Warnings: mental illness, obsession/dilusion, anxiety and paranoia, panic attacks, comfort during a crisis
First of all, if it’s one thing about Armin Arlert, he’s damn good at reading people. He pays attention, and he can tell the moment you start acting different.
He’ll notice how you seem spacey, distant like there’s something on your mind. He’ll notice how you’re fidgeting with your nails, how you chew on your lip the way you do when you’re feeling anxious.
He’ll ask you what’s on your mind, but remind you there’s no pressure to tell him if you don’t want to talk.

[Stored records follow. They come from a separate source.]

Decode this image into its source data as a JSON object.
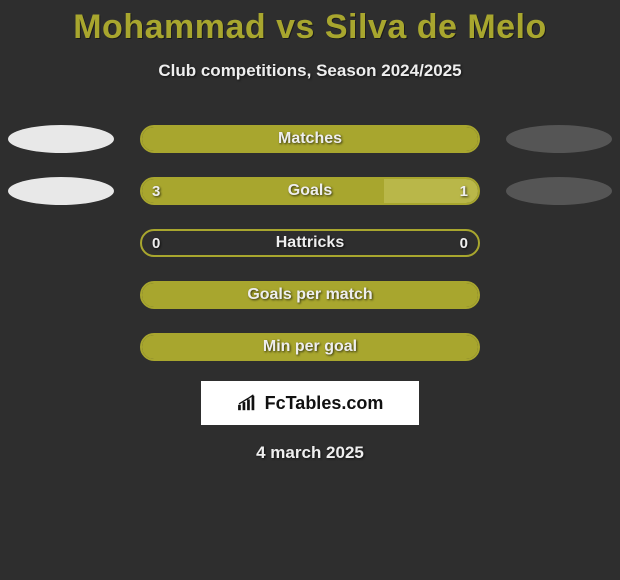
{
  "title": "Mohammad vs Silva de Melo",
  "subtitle": "Club competitions, Season 2024/2025",
  "date": "4 march 2025",
  "brand": "FcTables.com",
  "colors": {
    "background": "#2e2e2e",
    "accent": "#a8a62e",
    "accent_light": "#b9b749",
    "player1_pill": "#e8e8e8",
    "player2_pill": "#555555",
    "text": "#eeeeee",
    "brand_bg": "#ffffff",
    "brand_text": "#111111"
  },
  "rows": [
    {
      "label": "Matches",
      "left_value": "",
      "right_value": "",
      "left_pct": 100,
      "right_pct": 0,
      "fill_left_color": "#a8a62e",
      "fill_right_color": "#b9b749",
      "border_color": "#a8a62e",
      "show_pills": true
    },
    {
      "label": "Goals",
      "left_value": "3",
      "right_value": "1",
      "left_pct": 72,
      "right_pct": 28,
      "fill_left_color": "#a8a62e",
      "fill_right_color": "#b9b749",
      "border_color": "#a8a62e",
      "show_pills": true
    },
    {
      "label": "Hattricks",
      "left_value": "0",
      "right_value": "0",
      "left_pct": 0,
      "right_pct": 0,
      "fill_left_color": "#a8a62e",
      "fill_right_color": "#b9b749",
      "border_color": "#a8a62e",
      "show_pills": false
    },
    {
      "label": "Goals per match",
      "left_value": "",
      "right_value": "",
      "left_pct": 100,
      "right_pct": 0,
      "fill_left_color": "#a8a62e",
      "fill_right_color": "#b9b749",
      "border_color": "#a8a62e",
      "show_pills": false
    },
    {
      "label": "Min per goal",
      "left_value": "",
      "right_value": "",
      "left_pct": 100,
      "right_pct": 0,
      "fill_left_color": "#a8a62e",
      "fill_right_color": "#b9b749",
      "border_color": "#a8a62e",
      "show_pills": false
    }
  ]
}
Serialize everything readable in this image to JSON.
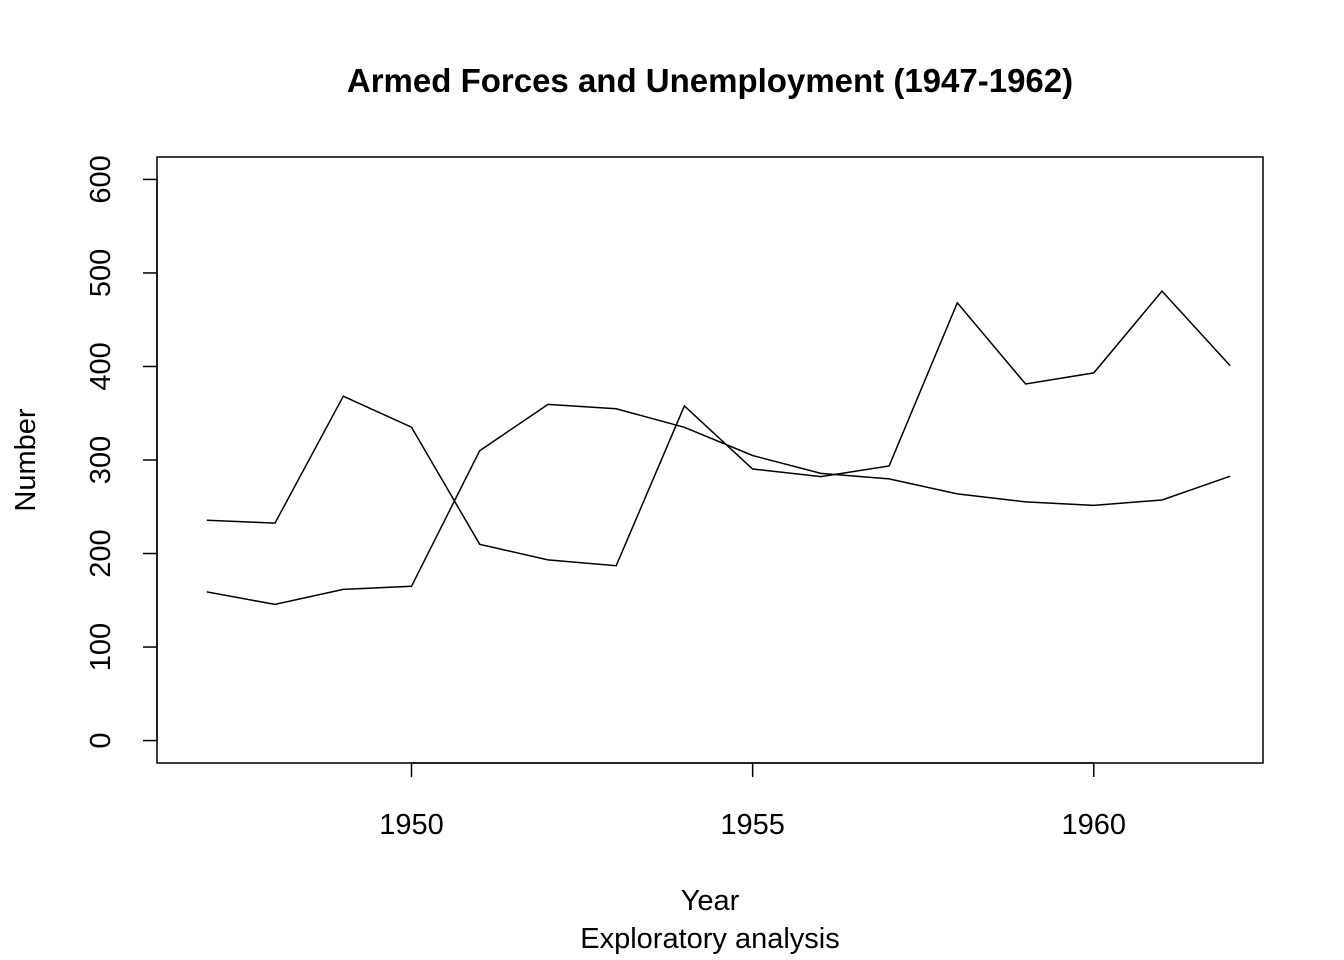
{
  "chart_data": {
    "type": "line",
    "title": "Armed Forces and Unemployment (1947-1962)",
    "xlabel": "Year",
    "subtitle": "Exploratory analysis",
    "ylabel": "Number",
    "x": [
      1947,
      1948,
      1949,
      1950,
      1951,
      1952,
      1953,
      1954,
      1955,
      1956,
      1957,
      1958,
      1959,
      1960,
      1961,
      1962
    ],
    "series": [
      {
        "values": [
          235.6,
          232.5,
          368.2,
          335.1,
          209.9,
          193.2,
          187.0,
          357.8,
          290.4,
          282.2,
          293.6,
          468.1,
          381.3,
          393.1,
          480.6,
          400.7
        ],
        "color": "#000000"
      },
      {
        "values": [
          159.0,
          145.6,
          161.6,
          165.0,
          309.9,
          359.4,
          354.7,
          335.0,
          304.8,
          285.7,
          279.8,
          263.7,
          255.2,
          251.4,
          257.2,
          282.7
        ],
        "color": "#000000"
      }
    ],
    "xlim": [
      1946.27,
      1962.48
    ],
    "ylim": [
      -24,
      624
    ],
    "xticks": [
      1950,
      1955,
      1960
    ],
    "yticks": [
      0,
      100,
      200,
      300,
      400,
      500,
      600
    ],
    "grid": false,
    "legend": "none"
  }
}
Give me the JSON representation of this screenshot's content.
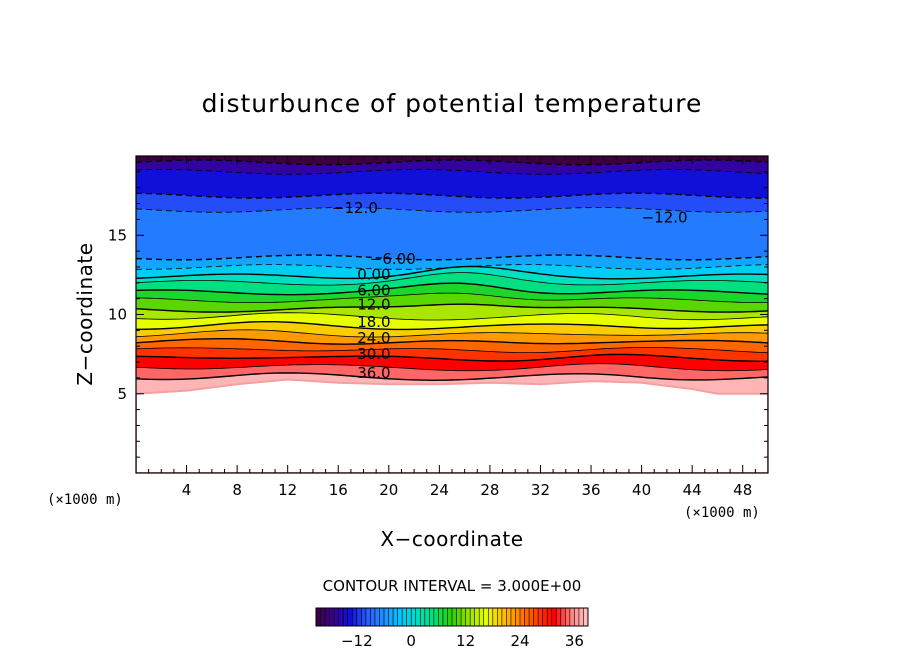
{
  "chart_data": {
    "type": "contour",
    "title": "disturbunce of potential temperature",
    "xlabel": "X−coordinate",
    "ylabel": "Z−coordinate",
    "x_unit": "(×1000 m)",
    "y_unit": "(×1000 m)",
    "xlim": [
      0,
      50
    ],
    "ylim": [
      0,
      20
    ],
    "x_ticks": [
      4,
      8,
      12,
      16,
      20,
      24,
      28,
      32,
      36,
      40,
      44,
      48
    ],
    "y_ticks": [
      5,
      10,
      15
    ],
    "contour_interval_text": "CONTOUR INTERVAL = 3.000E+00",
    "contour_labels": [
      {
        "text": "−12.0",
        "x": 15.5,
        "y": 16.4
      },
      {
        "text": "−12.0",
        "x": 40.0,
        "y": 15.8
      },
      {
        "text": "−6.00",
        "x": 18.5,
        "y": 13.2
      },
      {
        "text": "0.00",
        "x": 17.5,
        "y": 12.2
      },
      {
        "text": "6.00",
        "x": 17.5,
        "y": 11.2
      },
      {
        "text": "12.0",
        "x": 17.5,
        "y": 10.3
      },
      {
        "text": "18.0",
        "x": 17.5,
        "y": 9.2
      },
      {
        "text": "24.0",
        "x": 17.5,
        "y": 8.2
      },
      {
        "text": "30.0",
        "x": 17.5,
        "y": 7.2
      },
      {
        "text": "36.0",
        "x": 17.5,
        "y": 6.0
      }
    ],
    "levels": [
      -18,
      -15,
      -12,
      -9,
      -6,
      -3,
      0,
      3,
      6,
      9,
      12,
      15,
      18,
      21,
      24,
      27,
      30,
      33,
      36
    ],
    "level_heights_km": [
      19.6,
      19.0,
      17.5,
      16.6,
      13.6,
      13.0,
      12.4,
      12.0,
      11.4,
      10.9,
      10.3,
      9.8,
      9.2,
      8.7,
      8.2,
      7.7,
      7.2,
      6.6,
      6.0
    ],
    "terrain_height_km": [
      [
        0,
        5.0
      ],
      [
        4,
        5.2
      ],
      [
        8,
        5.6
      ],
      [
        12,
        5.9
      ],
      [
        14,
        5.8
      ],
      [
        16,
        5.7
      ],
      [
        20,
        5.6
      ],
      [
        24,
        5.6
      ],
      [
        28,
        5.7
      ],
      [
        32,
        5.6
      ],
      [
        36,
        5.8
      ],
      [
        40,
        5.7
      ],
      [
        44,
        5.3
      ],
      [
        46,
        5.0
      ],
      [
        50,
        5.0
      ]
    ],
    "colorbar": {
      "ticks": [
        "−12",
        "0",
        "12",
        "24",
        "36"
      ],
      "tick_values": [
        -12,
        0,
        12,
        24,
        36
      ],
      "range": [
        -21,
        39
      ]
    },
    "colormap": [
      "#400040",
      "#3a0090",
      "#1010d8",
      "#2a5cff",
      "#1e90ff",
      "#00c8ff",
      "#00e0c0",
      "#00e070",
      "#30d000",
      "#9ae000",
      "#e8ff00",
      "#ffc000",
      "#ff8000",
      "#ff4000",
      "#ff0000",
      "#ff8080",
      "#ffc8c8"
    ]
  }
}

If you’re feeling nonverbal, he’ll offer to lay down with you and scratch your back. If you don’t want to be touched, he’ll understand, even if it stings a bit. He’s completely ok with sitting next to you in silence.
He’ll assume responsibility over your share of household chores, until you’re feeling ready to take them on. He knows it’s important to prioritize taking care of yourself during these times.
If you struggle to leave your bed, stay there, duh…Armin will bring you breakfast, lunch and dinner right where you are. He’ll also supply you with water throughout the day and insist that you keep hydrated. “Baby steps” he says.
This man will get in the shower with you to wash your hair when your body is too tired and weary to lift your arms above your head.
If you’re feeling paranoid or scared, he’ll listen to your fears and he won’t tell you that they’re irrational. He knows you already know that. This man has googled all your diagnoses, and browsed forums about how to handle them. He knows.
If you ask him to check on something that you’re paranoid about, he will, no question asked, as many times as he needs to.
He’ll remind you to breathe, encourage you to keep talking about it. He knows that talking about it can help you to think clearer.
If you’re on meds, he’ll make sure you’re taking them, even if he has to administer them to you. He knows it’s easy to forget when you’re focused on trying to make it through the day.
He’ll applaud you for the smallest achievements. You brushed your hair this morning? He’s jumping for joy. Big smile, clapping hands, he’s so proud of you!
He’s so selfless, don’t even try to ask him how he’s doing during this time, he’ll just change the subject.
He has a little notepad where he literally takes notes. He writes down when he notices that something worked, so he can implement it next time too.
Tries to find little ways to distract your mind. He’ll put on comfort movies or ask you questions about what you want for your birthday, he’s so cute
After some time, he’ll start to try and get you out of the house, even if it’s just to go through a drive thru.
“You don’t even have to put on your shoes, come on.”
“Sunshine is good for you, much better than lying in a dark room! You know that, don’t you love?”
“If you come to the gas station with me, i’ll get you a Reece’s Cup”
Armin isn’t perfect, and he’s definitely not a psychiatrist, but he loves you, and he’ll try anything just to see you smile again.